Should Downton Abbey: A New Era end up being the last entry in the Crawley’s story, Fellowes interjects two touching story lines into the proceedings involving both Elizabeth McGovern and Maggie Smith’s characters, which I will not spoil, but in which both women are given the opportunity to shine. Maggie Smith continues to be a global treasure and once again is given all of the best quips of Downton Abbey, as she should.

A more satisfying film than its predecessor, Downton Abbey: A New Era is a fun and tender installment of this beloved franchise. The moniker “A New Era” maybe generous for a film that at this point is winding down after six seasons and a first film. It maybe simply offering comfort food to those who already indulge at its buffet, but the meal is still delightful. It is also, chronologically speaking, the “end of an era” as we all know what awaits the world in 1929 and the subsequent decade and a half to follow.
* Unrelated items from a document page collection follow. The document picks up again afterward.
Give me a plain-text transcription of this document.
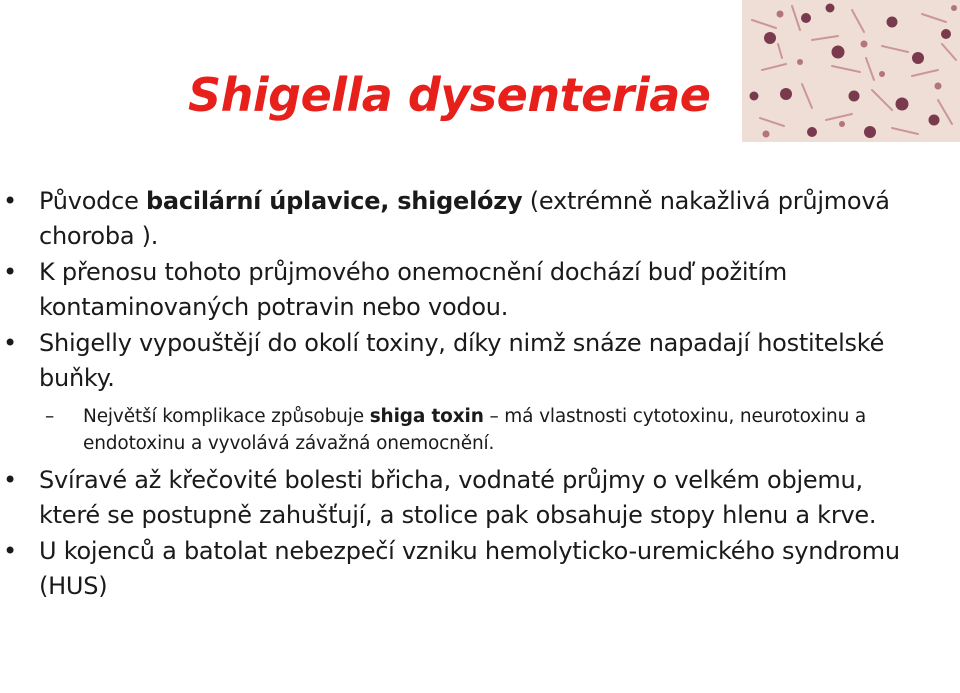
Shigella dysenteriae
• Původce bacilární úplavice, shigelózy (extrémně nakažlivá průjmová choroba ).
• K přenosu tohoto průjmového onemocnění dochází buď požitím kontaminovaných potravin nebo vodou.
• Shigelly vypouštějí do okolí toxiny, díky nimž snáze napadají hostitelské buňky.
– Největší komplikace způsobuje shiga toxin – má vlastnosti cytotoxinu, neurotoxinu a endotoxinu a vyvolává závažná onemocnění.
• Svíravé až křečovité bolesti břicha, vodnaté průjmy o velkém objemu, které se postupně zahušťují, a stolice pak obsahuje stopy hlenu a krve.
• U kojenců a batolat nebezpečí vzniku hemolyticko-uremického syndromu (HUS)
Will the Crawleys be able to continue their extravagance into the Great Depression and World War II? They did survive World War I and the Spanish Flu, so anything is possible. For now, let us simply hang out with Crawleys, both at their home and the south of France, enjoying one another’s company. Let us party like its 1928! There may, or not, be another installment in the Crawley’s future, so put on the tea and let the latest conversation of Downton Abbey begin. The future of Downton Abbey and another sequel will take care of its self.